UN’s demand for Gaza ceasefire spurs US-Israel tensions

FILE PHOTO: An Israeli flag and an American flag fly at Abu Dhabi International Airport before the arrival of Israeli and U.S. officials, in Abu Dhabi, United Arab Emirates August 31, 2020. REUTERS/Christoper Pike

The United Nations Security Council, in a rare move on Monday, called for a ceasefire in Gaza, leading to a significant diplomatic rift between the U.S. and Israel, marked by the U.S.’s decision to abstain from voting. This abstention prompted Israel to cancel a high-level delegation’s planned visit to Washington, showcasing the deepest disagreement between the allies since the conflict’s onset.

Israeli Prime Minister Benjamin Netanyahu criticized the U.S. for abandoning a “principled stand” by not conditioning the cease-fire on Hamas’s release of hostages.
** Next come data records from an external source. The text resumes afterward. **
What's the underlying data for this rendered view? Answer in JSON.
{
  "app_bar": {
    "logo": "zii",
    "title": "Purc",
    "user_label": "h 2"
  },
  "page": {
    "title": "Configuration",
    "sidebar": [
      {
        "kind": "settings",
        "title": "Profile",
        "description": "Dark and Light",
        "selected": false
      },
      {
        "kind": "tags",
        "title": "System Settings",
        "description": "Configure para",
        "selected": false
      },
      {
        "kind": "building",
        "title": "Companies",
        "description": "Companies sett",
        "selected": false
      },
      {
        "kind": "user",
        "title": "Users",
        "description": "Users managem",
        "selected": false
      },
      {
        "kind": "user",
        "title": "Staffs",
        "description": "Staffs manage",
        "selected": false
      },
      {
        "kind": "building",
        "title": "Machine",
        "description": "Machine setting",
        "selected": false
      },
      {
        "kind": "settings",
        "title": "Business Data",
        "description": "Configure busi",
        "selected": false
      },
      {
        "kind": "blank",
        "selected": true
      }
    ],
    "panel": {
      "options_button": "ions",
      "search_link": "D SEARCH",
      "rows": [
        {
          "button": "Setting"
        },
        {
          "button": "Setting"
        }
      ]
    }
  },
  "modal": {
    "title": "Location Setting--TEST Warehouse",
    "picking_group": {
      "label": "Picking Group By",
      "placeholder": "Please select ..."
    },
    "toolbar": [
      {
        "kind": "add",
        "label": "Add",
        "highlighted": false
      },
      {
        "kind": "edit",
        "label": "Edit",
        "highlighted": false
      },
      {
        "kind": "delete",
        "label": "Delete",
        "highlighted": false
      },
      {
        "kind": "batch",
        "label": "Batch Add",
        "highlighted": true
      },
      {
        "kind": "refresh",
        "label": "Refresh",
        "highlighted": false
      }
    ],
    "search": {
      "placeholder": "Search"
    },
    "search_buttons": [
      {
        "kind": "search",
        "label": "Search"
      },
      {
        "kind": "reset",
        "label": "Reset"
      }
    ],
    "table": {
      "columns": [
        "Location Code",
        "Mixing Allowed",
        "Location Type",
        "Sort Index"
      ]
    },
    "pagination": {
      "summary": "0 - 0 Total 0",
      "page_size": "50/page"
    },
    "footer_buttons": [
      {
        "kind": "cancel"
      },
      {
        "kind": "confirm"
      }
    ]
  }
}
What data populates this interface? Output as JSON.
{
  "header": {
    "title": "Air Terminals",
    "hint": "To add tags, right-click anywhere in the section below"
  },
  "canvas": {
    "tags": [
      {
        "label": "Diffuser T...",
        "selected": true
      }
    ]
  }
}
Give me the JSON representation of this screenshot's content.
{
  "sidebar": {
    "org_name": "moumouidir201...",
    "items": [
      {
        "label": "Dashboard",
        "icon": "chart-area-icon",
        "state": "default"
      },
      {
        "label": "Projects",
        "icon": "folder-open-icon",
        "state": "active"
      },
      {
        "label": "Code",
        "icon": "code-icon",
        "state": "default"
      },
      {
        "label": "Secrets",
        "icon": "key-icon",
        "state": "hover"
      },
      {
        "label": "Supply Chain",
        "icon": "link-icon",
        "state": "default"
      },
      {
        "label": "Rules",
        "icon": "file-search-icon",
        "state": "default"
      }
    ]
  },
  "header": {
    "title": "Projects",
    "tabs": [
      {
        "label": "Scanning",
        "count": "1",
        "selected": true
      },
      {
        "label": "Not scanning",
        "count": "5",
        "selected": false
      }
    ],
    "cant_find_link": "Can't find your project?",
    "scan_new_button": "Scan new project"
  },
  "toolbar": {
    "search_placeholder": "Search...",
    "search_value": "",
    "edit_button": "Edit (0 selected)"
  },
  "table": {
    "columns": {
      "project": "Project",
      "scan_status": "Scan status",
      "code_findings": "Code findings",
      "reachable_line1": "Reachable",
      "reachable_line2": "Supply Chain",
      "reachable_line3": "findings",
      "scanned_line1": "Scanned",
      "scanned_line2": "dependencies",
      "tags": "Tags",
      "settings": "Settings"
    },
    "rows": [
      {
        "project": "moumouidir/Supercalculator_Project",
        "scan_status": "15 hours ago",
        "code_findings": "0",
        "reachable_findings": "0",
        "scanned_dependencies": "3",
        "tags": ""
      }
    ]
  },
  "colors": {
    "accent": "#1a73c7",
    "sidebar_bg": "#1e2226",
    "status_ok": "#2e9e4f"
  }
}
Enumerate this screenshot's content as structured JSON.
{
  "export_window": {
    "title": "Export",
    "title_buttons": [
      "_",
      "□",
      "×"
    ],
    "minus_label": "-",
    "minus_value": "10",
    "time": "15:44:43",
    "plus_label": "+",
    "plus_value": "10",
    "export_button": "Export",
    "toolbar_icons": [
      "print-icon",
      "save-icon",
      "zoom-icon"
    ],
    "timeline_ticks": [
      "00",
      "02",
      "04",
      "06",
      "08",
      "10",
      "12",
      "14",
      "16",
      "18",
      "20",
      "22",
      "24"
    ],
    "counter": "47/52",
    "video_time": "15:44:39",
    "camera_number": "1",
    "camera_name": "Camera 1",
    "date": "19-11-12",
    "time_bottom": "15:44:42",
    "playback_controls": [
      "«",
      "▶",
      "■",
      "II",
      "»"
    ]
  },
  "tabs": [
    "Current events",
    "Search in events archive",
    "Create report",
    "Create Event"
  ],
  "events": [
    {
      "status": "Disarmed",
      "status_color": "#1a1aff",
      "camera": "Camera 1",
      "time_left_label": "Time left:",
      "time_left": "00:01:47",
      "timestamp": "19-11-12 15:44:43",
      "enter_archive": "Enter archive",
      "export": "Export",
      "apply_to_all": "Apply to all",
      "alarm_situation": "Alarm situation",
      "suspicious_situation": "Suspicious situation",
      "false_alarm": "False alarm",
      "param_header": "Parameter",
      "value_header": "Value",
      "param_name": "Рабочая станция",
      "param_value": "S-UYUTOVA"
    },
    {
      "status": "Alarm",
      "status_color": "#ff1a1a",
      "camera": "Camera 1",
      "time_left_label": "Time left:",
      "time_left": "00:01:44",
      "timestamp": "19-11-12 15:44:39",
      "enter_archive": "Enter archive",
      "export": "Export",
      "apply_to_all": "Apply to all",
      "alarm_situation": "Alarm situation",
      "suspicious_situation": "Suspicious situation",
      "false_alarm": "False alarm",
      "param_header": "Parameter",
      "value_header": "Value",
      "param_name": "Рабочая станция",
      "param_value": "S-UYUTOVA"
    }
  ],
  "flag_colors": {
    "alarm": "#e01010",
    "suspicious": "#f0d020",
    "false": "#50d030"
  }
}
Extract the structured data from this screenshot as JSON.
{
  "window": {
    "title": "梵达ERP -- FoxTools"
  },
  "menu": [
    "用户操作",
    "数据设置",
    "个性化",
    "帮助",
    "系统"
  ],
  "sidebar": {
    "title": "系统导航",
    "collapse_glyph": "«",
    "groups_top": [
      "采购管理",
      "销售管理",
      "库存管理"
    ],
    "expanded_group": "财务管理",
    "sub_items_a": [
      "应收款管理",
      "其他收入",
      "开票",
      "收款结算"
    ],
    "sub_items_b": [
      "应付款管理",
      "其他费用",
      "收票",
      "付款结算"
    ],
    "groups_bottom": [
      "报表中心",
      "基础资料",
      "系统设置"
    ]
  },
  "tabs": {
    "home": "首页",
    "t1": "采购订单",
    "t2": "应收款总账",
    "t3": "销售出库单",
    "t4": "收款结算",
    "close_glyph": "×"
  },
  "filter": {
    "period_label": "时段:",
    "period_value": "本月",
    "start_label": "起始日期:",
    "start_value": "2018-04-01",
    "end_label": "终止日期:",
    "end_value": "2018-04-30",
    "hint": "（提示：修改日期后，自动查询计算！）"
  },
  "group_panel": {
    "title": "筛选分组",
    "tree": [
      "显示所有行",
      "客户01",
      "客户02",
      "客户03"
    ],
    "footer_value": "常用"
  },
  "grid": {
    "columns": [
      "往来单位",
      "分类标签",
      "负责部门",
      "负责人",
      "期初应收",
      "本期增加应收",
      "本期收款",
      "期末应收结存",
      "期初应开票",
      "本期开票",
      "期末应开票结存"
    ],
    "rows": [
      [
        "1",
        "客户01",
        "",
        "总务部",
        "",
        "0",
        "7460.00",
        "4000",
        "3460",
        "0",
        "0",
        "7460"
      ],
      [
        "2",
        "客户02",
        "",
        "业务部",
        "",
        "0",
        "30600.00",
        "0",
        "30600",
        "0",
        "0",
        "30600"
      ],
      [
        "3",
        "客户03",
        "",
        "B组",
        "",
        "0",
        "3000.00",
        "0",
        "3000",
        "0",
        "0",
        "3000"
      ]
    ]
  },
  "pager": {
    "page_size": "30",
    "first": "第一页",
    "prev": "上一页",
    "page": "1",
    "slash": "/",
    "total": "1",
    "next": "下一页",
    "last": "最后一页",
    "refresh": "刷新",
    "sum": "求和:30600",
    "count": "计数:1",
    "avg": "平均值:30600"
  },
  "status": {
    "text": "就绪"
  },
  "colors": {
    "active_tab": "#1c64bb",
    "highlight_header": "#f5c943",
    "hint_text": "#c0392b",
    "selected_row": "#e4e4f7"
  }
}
In response, White House National Security Spokesman John Kirby expressed bewilderment at Netanyahu’s stance, emphasizing the unnecessary creation of perceived division. Kirby, alongside the U.S. Ambassador to the U.N., clarified the abstention was due to the resolution’s failure to condemn Hamas, with Kirby noting the U.S. viewed the cease-fire and hostage release as intertwined issues.

The Security Council, with a 14-0 vote, passed the resolution, also calling for the release of hostages taken during Hamas’s Oct. 7 surprise assault in southern Israel, receiving a notable applause in the chamber.

The U.S.’s past vetoes of similar resolutions were influenced by the lack of direct linkage to hostage releases and the absence of condemnation for Hamas’s actions, alongside sensitive negotiation considerations. The resolution adopted does not condition the cease-fire on the release of hostages for the duration of Ramadan, ending in April, a point of contention among council members.

Hamas has expressed approval of the U.N.’s decision but advocates for a lasting cease-fire. U.N. Secretary-General Antonio Guterres emphasized the importance of implementing the resolution, labeling failure as “unforgivable.”

This development occurs amidst escalating tensions between President Joe Biden’s administration and Netanyahu, fueled by disagreements over the conflict’s management, civilian casualties, and restricted humanitarian aid to Gaza. Further strains are noted in their divergent views on Palestinian statehood, settler violence, and settlement expansion in the occupied West Bank.